Figure 2B.   ▲, hydrolyzed GM3 ganglioside when LUVs not containing neuraminidase were treated with the same amount of neuraminidase that was released in the experiment in 2A. Average values of two closely similar experiments; O, data of Fig. 1B (SMase added to LUVs with encapsulated neuraminidase) replotted for comparison.

Compare the times course of GM3 hydrolysis is totally different from the one depending on sphingomyelinase activity.   Suggest a hypothesis to account for the enhanced hydrolysis of GM3 in the presence of SMase.  Draw a cartoon diagram in your explanation.

Ans:  Vesicles containing GM3 but not sphingomyelinase or internal neuraminidase were treated with neuraminidase at the concentration found in the filtrates. Neuraminidase was added to the vesicle suspension from the outside to ensure enzyme-substrate interaction. In this case (as seen in Fig. 2B), the time course of GM3 hydrolysis is totally different from the one depending on sphingomyelinase activity. Thus, the results in Fig. 1B cannot be explained on the basis of neuraminidase efflux from the vesicles.

8.  In another experiment,  antibody that binds and neutralizes the activity of neuraminidase was added to preformed LUVs and experiment 1 repeated.  The graphs below the two cases

Figure 2C.  GM3 ganglioside hydrolysis by LUVs with encapsulated neuraminidase, with and without antineuraminidase antibody added to the LUV suspension. Average values ± S.E. (n = 4).  The paper did not define the symbols, but one is in the absence of added antibody and the other in the presence of added antibody.  The curves differ little.

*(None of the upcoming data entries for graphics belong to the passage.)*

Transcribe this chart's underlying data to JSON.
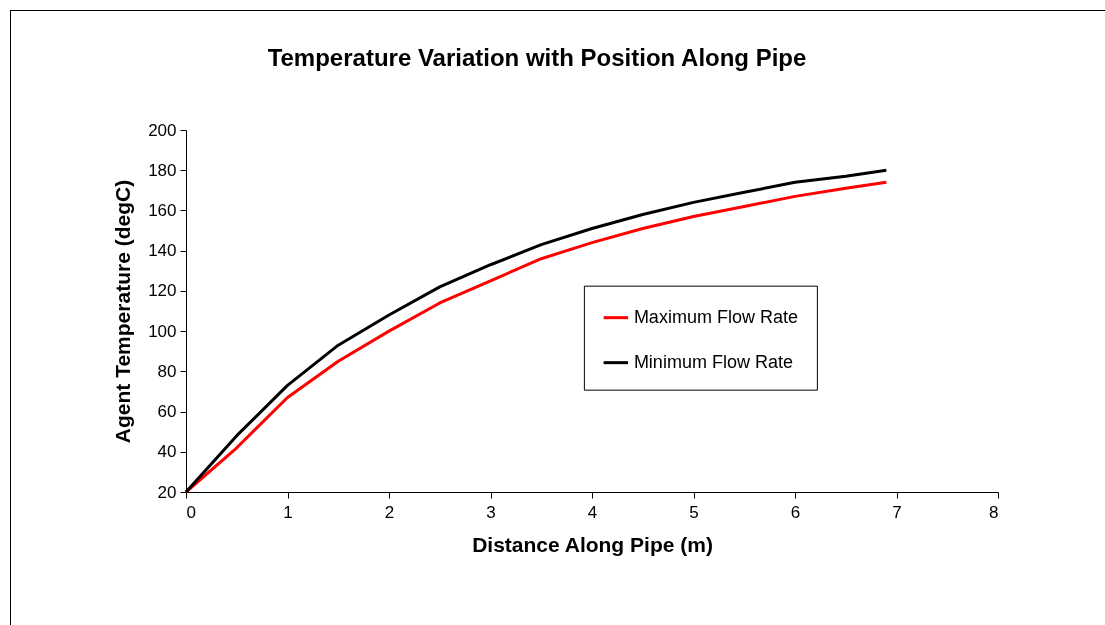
{
  "chart_data": {
    "type": "line",
    "title": "Temperature Variation with Position Along Pipe",
    "xlabel": "Distance Along Pipe (m)",
    "ylabel": "Agent Temperature (degC)",
    "x": [
      0,
      0.5,
      1,
      1.5,
      2,
      2.5,
      3,
      3.5,
      4,
      4.5,
      5,
      5.5,
      6,
      6.5,
      6.9
    ],
    "series": [
      {
        "name": "Maximum Flow Rate",
        "color": "#ff0000",
        "values": [
          20,
          42,
          67,
          85,
          100,
          114,
          125,
          136,
          144,
          151,
          157,
          162,
          167,
          171,
          174
        ]
      },
      {
        "name": "Minimum Flow Rate",
        "color": "#000000",
        "values": [
          20,
          48,
          73,
          93,
          108,
          122,
          133,
          143,
          151,
          158,
          164,
          169,
          174,
          177,
          180
        ]
      }
    ],
    "xlim": [
      0,
      8
    ],
    "xticks": [
      0,
      1,
      2,
      3,
      4,
      5,
      6,
      7,
      8
    ],
    "ylim": [
      20,
      200
    ],
    "yticks": [
      20,
      40,
      60,
      80,
      100,
      120,
      140,
      160,
      180,
      200
    ],
    "legend": "right",
    "marker": "none",
    "line_style": "solid",
    "grid": false
  }
}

Using the data presented in Graphs 1-2, draw a cartoon and explain the sequence of events in the cleavage of GM3 by neuraminidase.

Ans:  No significant differences were found between the fractions of hydrolyzed GM3 in the presence and absence of antibody. We concluded that GM3 hydrolysis was catalyzed by neuraminidase inside the vesicles; thus, sphingomyelinase activity had caused GM3 to flip to the inside lipid monolayer

9.  LUVs identical to those made above but with the added fluorophore, NBD-PE, were prepared.  The structure of NBD-PE is shown below.

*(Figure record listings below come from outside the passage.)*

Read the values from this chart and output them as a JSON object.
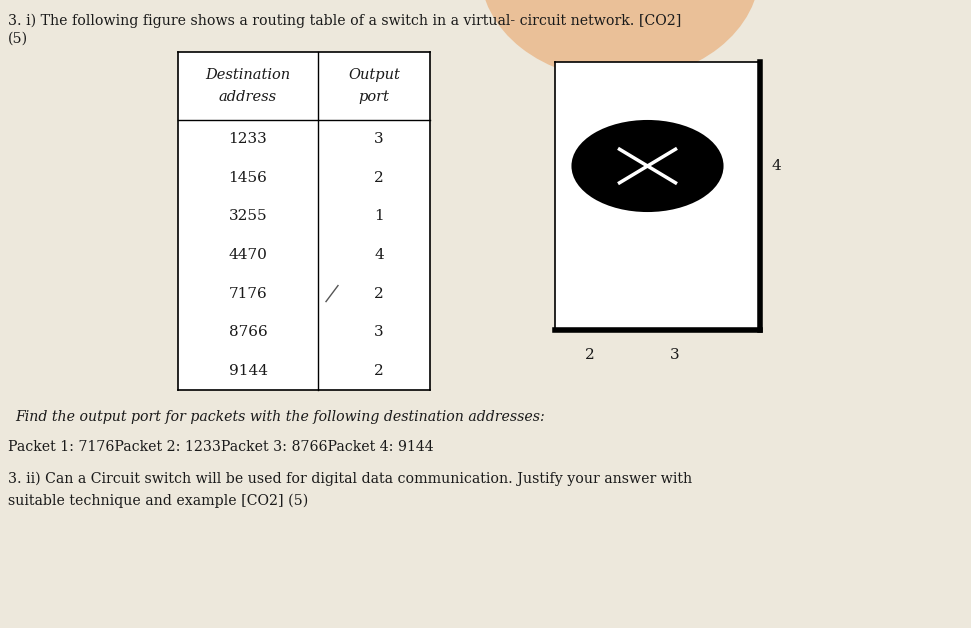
{
  "title_line1": "3. i) The following figure shows a routing table of a switch in a virtual- circuit network. [CO2]",
  "title_line2": "(5)",
  "table_headers_col1": [
    "Destination",
    "address"
  ],
  "table_headers_col2": [
    "Output",
    "port"
  ],
  "table_rows": [
    [
      "1233",
      "3"
    ],
    [
      "1456",
      "2"
    ],
    [
      "3255",
      "1"
    ],
    [
      "4470",
      "4"
    ],
    [
      "7176",
      "2"
    ],
    [
      "8766",
      "3"
    ],
    [
      "9144",
      "2"
    ]
  ],
  "find_text": "Find the output port for packets with the following destination addresses:",
  "packet_text": "Packet 1: 7176Packet 2: 1233Packet 3: 8766Packet 4: 9144",
  "bottom_line1": "3. ii) Can a Circuit switch will be used for digital data communication. Justify your answer with",
  "bottom_line2": "suitable technique and example [CO2] (5)",
  "bg_color": "#ede8dc",
  "table_bg": "#ffffff",
  "text_color": "#1a1a1a",
  "sw_port2_label": "2",
  "sw_port3_label": "3",
  "sw_port4_label": "4"
}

After the LUVs were made, the liposomes were treated with the membrane-impermeant sodium dithionite, which reduces NBD fluorescence. 

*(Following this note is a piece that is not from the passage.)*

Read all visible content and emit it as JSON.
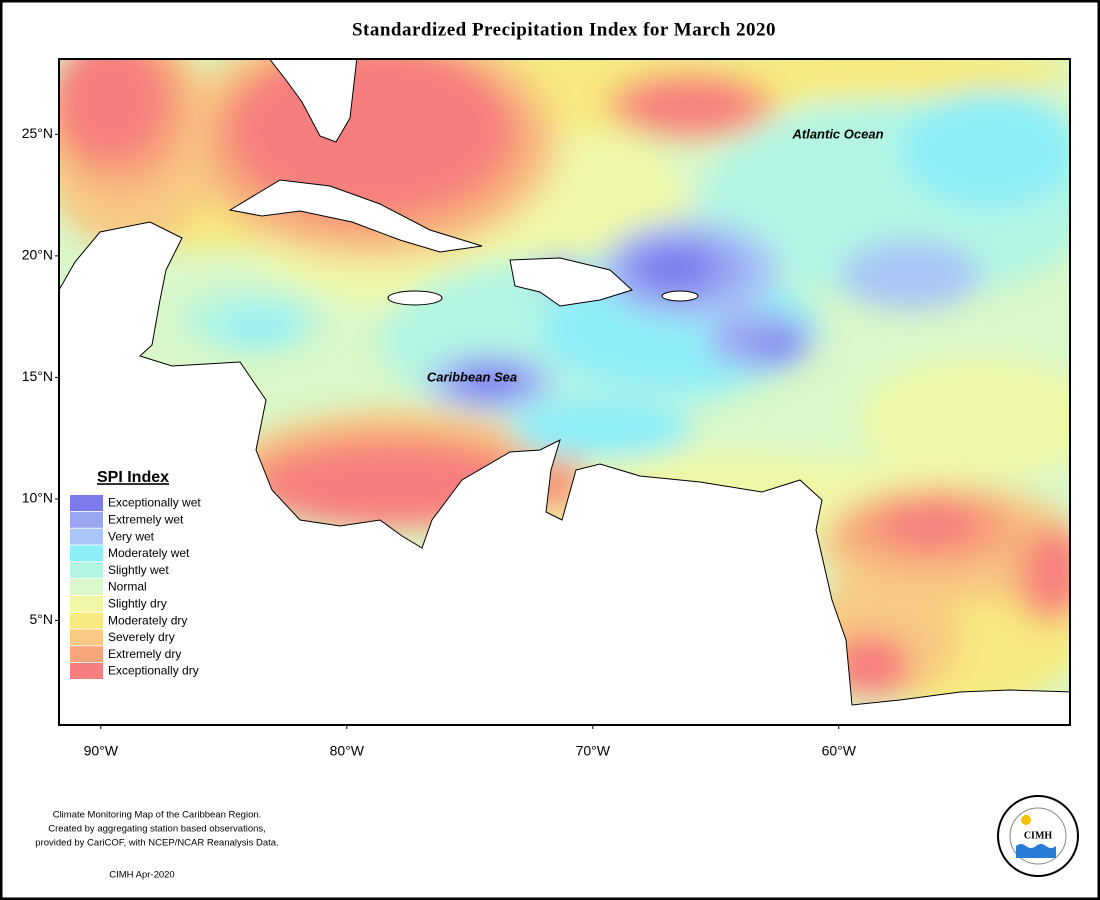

Excess dithionite was removed immediately by gel filtration.  Note:  any remaining flourescence is from inner leaflet NBD-PE.   LUVs were then treated with sphingomyelinase. Enzyme activity was the same as described in Fig. 1A. Aliquots were removed from the reaction mixture at regular intervals and mixed with an impermeant nonspecific antibody, IgG, labeled with another fluorophore, rhodamine.  When NBD is excited with UV light, it fluorescence emission wavelength overlaps the excitation wavelength of rhodamine.  If the two fluorphores are close enough, excitation of NBD can lead to rhodamine fluorescence emission, in a process called fluorescence resonance energy transfer.  

Figure:  Excitation (---)/Emission (___)Spectra of NBD (green) and rhodamine (blue).

Results are shown in the Figure 3 below.  Control experiments, also shown in the figure, indicated that in the absence of sphingomyelinase, NBD-PE fluorescence remained invariant with time.

Figure 3.  Sphingomyelin hydrolysis as in Fig. 1A. •, time course of NBD-PE fluorescence intensity; O, time course of Rho-IgG fluorescence intensity; triangles are the respective  controls in the absence of sphingomyelinase.

Compare the relative changes see in the presence of SMase, with the relative lack of change in its absence.  Are these results consistent with the results from the other experiments above? 


Ans:  As the sphingomyelinase reaction proceeded, NBD-PE flopped toward the outer monolayer, and energy transfer to Rho-IgG could take place. Consequently, when the fluorescence of NBD-PE was excited, its emission intensity decreased with time, and the emission intensity of Rho-IgG increased accordingly. The corresponding data are shown in Fig. 3. Control experiments, also shown in the figure, indicated that in the absence of sphingomyelinase, NBD-PE fluorescence remained invariant with time. Thus, fluorescence energy transfer measurements confirm that sphingomyelinase activity induces the transmembrane movement of lipids, in this case, the movement of NBD-PE from the inner to outer leaftle.